Saturday, December 25, 2010

abydos


It seems that if I time-traveled back to an ancient Egypt, if I was part of a society on this very same piece of earth, but thousands of years ago, I would be preparing for the afterlife.  Or thinking about it, or making appropriate offerings - hoping that the god, along his procession way, would notice my efforts.  There is a procession way out here in the desert sands, sort of. At least, the archaeological evidence speaks to a great deal of activity with another plane in mind. Shrines, graves, subterranean tombs, and funerary structures of all kinds, constructed over centuries, were built as portals connecting the present to the eternal. The living were involved in relationships with those who had crossed into another realm. I cannot, in good conscience, call this other realm the place of the dead because it seems so lively and populated - at least it was viewed as such. No wonder some folks today ponder the likelihood that ancient Egyptians were in cahoots with alien beings. They were in communion, in their hearts and minds, with their ancestors and gods.

Tuesday, December 21, 2010

cairo and carcinogens

A fine layer of particulate settles on everything, the first strata toward an archaeological record. It rests on leaves and vertical walls, a patina of the tailpipe era. Zamalek, Cairo’s diplomatic quarter and an island in the Nile, is architecturally rooted in the early 20th century. Its packed-in structures (both colonial and boxy modern) are graying. I followed my colleague and friend – he remembers the winding path much better than I - to the art supply store, a coffee shop, and a fair trade store.  We passed fruit vendors and souvenir shops. I bought a pomegranate stirring those neurons, with any memory of Arabic, to life. We walked until an unfamiliar weariness filled us. Jet lag? Less oxygenated air?

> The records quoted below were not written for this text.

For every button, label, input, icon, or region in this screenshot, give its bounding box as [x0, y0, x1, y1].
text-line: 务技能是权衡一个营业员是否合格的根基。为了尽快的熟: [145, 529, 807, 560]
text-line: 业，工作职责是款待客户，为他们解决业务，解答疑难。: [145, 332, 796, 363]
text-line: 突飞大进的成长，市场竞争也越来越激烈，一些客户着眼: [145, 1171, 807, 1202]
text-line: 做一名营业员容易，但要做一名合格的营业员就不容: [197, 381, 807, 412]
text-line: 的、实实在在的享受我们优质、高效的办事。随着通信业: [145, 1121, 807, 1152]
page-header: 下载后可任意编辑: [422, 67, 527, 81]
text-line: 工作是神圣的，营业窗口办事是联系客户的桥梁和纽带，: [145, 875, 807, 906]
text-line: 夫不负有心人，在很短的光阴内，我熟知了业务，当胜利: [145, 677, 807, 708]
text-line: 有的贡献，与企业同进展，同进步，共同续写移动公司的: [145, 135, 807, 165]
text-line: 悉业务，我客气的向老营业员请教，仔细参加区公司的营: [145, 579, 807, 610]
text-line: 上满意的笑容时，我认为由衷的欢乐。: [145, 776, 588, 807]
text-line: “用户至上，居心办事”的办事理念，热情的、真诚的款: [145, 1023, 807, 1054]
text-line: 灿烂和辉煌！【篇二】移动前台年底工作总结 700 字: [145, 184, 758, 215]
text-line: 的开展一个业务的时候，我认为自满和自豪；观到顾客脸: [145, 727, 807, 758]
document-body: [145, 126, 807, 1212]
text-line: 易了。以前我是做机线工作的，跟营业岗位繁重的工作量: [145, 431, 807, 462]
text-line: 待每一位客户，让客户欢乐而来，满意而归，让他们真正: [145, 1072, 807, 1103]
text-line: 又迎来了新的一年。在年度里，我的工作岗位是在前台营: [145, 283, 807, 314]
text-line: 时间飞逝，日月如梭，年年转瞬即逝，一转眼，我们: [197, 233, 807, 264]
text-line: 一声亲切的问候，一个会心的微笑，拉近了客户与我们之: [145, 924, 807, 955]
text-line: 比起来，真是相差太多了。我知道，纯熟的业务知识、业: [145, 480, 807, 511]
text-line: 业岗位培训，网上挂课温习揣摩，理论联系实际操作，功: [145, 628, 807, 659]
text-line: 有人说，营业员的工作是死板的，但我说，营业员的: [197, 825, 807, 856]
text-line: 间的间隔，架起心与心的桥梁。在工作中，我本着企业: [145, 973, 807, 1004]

The night before I pushed 100 lbs of luggage through customs and bargained for a taxi. Rush hour traffic gave us close to two hours (and it can take 30 minutes) for the sensory barrage. Cairo is absolutely packed. Somehow everything ancient and contemporary, coexist. It feels dilapidated, shabby, and sheik, and it’s never still or quiet. Even the call to prayer, five times a day, echoing from hundreds of mosques, seems to slow the city half a beat. It feels voracious – devouring, dividing, – a metastasized city world.   Traffic made five and six lanes where four were printed on pavement. Horn honking continues almost unabated into the earliest hours. But how else could you survive this migration? The sidewalks are broken and always ending, leaving people to wade through traffic. The man, navigating this driving tetris, bringing me to the Golden Tulip Hotel Flamenco in Zamalek, does this job night and day - but says he likes Cairo best at night.
Cairo is one of the most polluted cities in the world – surely one of the most polluted I’ve been to. There’s much to explore and enjoy in this outrageous city world. Cairo is often the place that comes to mind when one utters “Egypt.”  Maybe Egypt conjures a resting sphinx or rising pyramids. Those places are here too; the city grows under the gaze of these monuments, and a wall stops them from growing right up over top.

Friday, December 17, 2010

american research center in abydos


I’m writing from the blessedly quiet American Research Center in Abydos, set down in a swale between dunes, a low spot formed by a water flow (though no water flows now). It’s 7 am December 17th - nine hours ahead of my old New Mexico time zone. Most of the team is sleeping, apart from my British friend Tim – a doctoral student at Brown University. He’s reading here in the sufra (living room) – something about Napoleon’s Egypt. It is incredibly good to be here; getting here was full of those gyrations typical to Egypt travel. We couldn’t take the train – it’s off limits for Western travelers. We rented a van, waited for a police escort (for hours!), and cruised the rough desert highway south arriving at 8pm – nearly 12 hours after our planned departure.  This still, cool morning is refreshing after Cairo – and a calm before the commotion of the dig, which we’ll begin tomorrow.